Daily News: February 14, 2012

Liquor Stores Secures $150 Million Revolver With CIBC, Others

Liquor Stores N.A. Ltd., a private liquor retailer in Canada, announced that it entered into a new $150 million revolving credit facility. The new agreement replaces the company’s prior credit agreement and has a term of three years. The banks participating in the new credit agreement are Canadian Imperial Bank of Commerce (CIBC), HSBC Bank Canada and National Bank of Canada. The amount available under the revolving credit facility can be increased by up to $50 million upon the agreement of existing or additional lenders.

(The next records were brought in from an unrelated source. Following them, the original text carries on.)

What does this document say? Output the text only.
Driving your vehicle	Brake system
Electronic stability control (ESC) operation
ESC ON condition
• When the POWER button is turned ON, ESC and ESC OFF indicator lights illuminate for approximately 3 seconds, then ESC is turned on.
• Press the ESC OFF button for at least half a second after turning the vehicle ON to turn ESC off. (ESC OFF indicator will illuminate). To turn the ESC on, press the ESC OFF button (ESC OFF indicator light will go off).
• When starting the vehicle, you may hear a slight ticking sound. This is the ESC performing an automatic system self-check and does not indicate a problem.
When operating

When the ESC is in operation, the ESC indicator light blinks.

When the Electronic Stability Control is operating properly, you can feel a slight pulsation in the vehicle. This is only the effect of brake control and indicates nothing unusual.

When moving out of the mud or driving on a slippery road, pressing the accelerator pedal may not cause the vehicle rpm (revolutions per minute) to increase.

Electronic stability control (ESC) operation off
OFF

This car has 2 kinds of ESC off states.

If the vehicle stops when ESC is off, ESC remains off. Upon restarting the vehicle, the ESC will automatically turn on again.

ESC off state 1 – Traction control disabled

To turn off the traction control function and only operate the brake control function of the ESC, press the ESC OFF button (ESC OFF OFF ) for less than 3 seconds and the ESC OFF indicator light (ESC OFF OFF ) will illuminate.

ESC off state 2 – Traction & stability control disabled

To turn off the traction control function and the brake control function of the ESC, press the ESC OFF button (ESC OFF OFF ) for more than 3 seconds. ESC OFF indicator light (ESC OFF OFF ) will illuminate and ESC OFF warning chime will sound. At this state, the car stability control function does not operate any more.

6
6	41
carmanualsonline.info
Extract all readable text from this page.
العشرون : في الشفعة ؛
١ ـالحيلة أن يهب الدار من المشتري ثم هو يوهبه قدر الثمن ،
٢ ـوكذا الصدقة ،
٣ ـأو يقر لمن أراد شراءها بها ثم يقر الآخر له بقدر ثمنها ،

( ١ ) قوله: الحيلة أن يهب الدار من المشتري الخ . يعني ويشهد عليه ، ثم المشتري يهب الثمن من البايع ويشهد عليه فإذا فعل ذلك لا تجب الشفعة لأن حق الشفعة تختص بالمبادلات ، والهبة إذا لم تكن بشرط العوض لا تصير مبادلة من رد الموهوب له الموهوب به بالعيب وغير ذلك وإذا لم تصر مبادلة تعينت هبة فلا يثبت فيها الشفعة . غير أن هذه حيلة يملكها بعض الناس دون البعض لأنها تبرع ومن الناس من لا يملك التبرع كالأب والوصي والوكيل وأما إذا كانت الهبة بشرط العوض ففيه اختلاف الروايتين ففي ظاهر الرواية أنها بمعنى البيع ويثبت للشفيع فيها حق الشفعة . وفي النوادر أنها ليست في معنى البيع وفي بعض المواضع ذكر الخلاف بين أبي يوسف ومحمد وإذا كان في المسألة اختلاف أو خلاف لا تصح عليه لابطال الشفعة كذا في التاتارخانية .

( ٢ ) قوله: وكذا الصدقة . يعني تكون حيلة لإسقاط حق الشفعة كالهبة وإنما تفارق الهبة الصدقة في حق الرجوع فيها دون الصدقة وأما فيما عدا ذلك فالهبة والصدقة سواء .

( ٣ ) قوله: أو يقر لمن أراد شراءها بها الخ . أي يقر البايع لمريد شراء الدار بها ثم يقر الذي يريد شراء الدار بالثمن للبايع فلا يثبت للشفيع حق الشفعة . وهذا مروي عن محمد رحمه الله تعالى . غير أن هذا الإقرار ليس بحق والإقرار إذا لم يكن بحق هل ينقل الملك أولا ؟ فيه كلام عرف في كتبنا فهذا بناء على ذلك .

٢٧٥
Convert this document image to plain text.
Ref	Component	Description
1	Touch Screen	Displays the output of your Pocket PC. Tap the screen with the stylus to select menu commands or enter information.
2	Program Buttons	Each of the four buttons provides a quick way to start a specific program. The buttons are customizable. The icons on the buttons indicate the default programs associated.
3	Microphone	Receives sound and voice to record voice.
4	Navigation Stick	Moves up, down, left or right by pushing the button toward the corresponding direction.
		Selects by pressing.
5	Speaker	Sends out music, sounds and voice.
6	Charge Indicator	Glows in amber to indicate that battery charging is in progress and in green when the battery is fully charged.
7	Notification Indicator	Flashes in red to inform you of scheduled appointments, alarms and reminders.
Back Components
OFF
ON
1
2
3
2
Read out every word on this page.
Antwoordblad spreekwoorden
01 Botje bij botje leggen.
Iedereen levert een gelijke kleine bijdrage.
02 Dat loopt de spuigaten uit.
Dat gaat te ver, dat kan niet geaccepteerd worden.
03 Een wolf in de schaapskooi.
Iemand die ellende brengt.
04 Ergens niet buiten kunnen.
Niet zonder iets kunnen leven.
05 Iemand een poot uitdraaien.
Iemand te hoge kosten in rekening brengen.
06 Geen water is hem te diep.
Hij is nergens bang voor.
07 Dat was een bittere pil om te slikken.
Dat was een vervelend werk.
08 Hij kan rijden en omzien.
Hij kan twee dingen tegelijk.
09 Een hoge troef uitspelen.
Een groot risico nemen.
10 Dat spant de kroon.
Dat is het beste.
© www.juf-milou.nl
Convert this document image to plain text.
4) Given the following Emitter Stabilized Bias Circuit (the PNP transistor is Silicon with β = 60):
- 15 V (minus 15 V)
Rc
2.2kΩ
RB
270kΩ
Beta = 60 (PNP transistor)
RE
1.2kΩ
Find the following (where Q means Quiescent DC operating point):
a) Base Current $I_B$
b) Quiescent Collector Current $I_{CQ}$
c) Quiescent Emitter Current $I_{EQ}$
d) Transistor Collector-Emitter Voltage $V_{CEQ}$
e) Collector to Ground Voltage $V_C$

The new revolving credit facility will be used for general corporate purposes, including funding acquisitions and the construction of new stores. CIBC acted as lead arranger and book runner for the facility and will serve as the administrative and security agent for the syndicate of lenders. The new credit agreement contains certain terms and conditions, which differ from the company’s prior credit agreement, including more favorable interest rates for Liquor Stores as well as new financial covenants relative to defined levels of the company’s debt to EBITDA.

Rick Crook, president and CEO, stated, “We are very pleased with the new facility. The facility will provide us with capital at attractive rates, and coupled with our anticipated strong cash flow, provides us with continued financial flexibility to fund future growth.”

The company currently operates 240 retail liquor stores in Alberta, British Columbia, Alaska and Kentucky.